The art of tagging (i)

“One picture is worth ten thousand words”, a phrase from an ad by Fred R. Barnard in a  1927 issue of the trade journal Printers’ Ink, probably spurned the classic phrase “a picture’s worth a thousand words”. This phrase refers to the idea that complex stories can be explained by a single image. But how many words do we need to describe a picture? Until recently, this may not have mattered, but now with the advent of immense online image repositories, the onus has fallen on the necessity to tag images. A tag is a keyword or term associated with a piece of information. It describes the item and facilitates text-based classification and searching. It is a form of metadata. In the context of digital image repositories, tagging allows images to be described, and is easier than trying to find some form of feature which describes the image. It is used to label content. Part of the notion of tagging relates to viewing an image and identifying items which help describe the image. Identifying items requires the innate ability of the minds image processing system to segment an image. Having described an image, this information can be used in image searching queries.

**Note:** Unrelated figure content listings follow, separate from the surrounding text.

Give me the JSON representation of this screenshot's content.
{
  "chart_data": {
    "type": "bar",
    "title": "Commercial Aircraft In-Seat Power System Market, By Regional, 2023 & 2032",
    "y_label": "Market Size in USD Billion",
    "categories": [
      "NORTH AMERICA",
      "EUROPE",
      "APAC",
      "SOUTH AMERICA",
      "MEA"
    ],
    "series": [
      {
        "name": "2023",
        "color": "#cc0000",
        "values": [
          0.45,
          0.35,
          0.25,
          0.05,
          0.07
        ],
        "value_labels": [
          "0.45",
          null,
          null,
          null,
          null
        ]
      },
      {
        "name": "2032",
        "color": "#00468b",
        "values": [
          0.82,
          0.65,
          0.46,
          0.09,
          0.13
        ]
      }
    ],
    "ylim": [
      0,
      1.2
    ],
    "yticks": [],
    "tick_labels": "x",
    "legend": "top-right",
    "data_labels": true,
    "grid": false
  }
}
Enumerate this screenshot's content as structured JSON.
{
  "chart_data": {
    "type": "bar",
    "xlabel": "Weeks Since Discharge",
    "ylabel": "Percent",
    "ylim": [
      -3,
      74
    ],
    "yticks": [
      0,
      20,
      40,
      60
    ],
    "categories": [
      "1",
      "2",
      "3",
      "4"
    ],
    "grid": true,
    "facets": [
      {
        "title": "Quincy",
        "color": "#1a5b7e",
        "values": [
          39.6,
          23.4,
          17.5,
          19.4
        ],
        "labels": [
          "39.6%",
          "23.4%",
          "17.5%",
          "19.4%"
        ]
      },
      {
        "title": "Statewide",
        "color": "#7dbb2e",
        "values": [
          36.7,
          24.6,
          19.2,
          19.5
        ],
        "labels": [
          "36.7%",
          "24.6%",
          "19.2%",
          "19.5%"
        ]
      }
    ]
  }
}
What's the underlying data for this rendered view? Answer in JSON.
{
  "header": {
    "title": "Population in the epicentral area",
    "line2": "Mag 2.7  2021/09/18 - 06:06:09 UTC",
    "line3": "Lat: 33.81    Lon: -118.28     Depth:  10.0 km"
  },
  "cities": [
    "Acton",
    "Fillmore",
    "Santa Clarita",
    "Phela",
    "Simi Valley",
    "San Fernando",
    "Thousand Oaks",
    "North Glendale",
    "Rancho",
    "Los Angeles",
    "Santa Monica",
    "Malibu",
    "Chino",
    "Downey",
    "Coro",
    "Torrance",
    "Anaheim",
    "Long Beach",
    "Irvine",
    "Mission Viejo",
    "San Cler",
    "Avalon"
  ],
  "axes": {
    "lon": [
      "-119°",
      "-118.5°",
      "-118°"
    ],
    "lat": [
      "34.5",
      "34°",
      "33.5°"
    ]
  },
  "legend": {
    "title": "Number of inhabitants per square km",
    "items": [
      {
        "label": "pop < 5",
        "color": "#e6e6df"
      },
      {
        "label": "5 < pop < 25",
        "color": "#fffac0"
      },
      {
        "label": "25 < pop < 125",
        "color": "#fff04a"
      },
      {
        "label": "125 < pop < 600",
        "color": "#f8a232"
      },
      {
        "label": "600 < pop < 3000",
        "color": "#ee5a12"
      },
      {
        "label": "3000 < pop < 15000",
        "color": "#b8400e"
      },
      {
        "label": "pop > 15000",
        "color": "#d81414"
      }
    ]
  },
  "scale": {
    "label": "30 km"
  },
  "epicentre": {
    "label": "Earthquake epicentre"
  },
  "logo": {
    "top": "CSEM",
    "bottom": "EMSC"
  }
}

In recent years there has been immense interest in the application of computer based techniques to “retrieve” images. The foremost limitation of computer-based visual systems is that computers interpret numbers, yet we try and design algorithms which mimic the human visual system, a system with 100 million years of evolutionary design, which works on dynamic images in real-time. Humans can look at a cereal package, determine it is a rectangular box, and even estimate its approximate dimensions, primarily because humans perceive in 3D. By interpreting text and images on the sides of the cereal package humans are able to allude to its contents. Deriving an algorithm to perform the same using an image from a digital video stream is more of a challenge. The brain has models of the world, and thirty distinct information processing regions to deal with colour, texture, etc. The only reason optical character recognition algorithms are so successful is that the task is much less complex. The reason is simple. Text consists of words which are well-defined models of concepts. Images of text, usually consist of black characters on a near-white background. As such it is relatively simple to extract the characters from the background and then match them against templates to determine their meaning. Consider the example below. Here, some text, the word “Trajan” as been extracted from the image of the text. The segmentation task, whilst not trivial is not difficult either.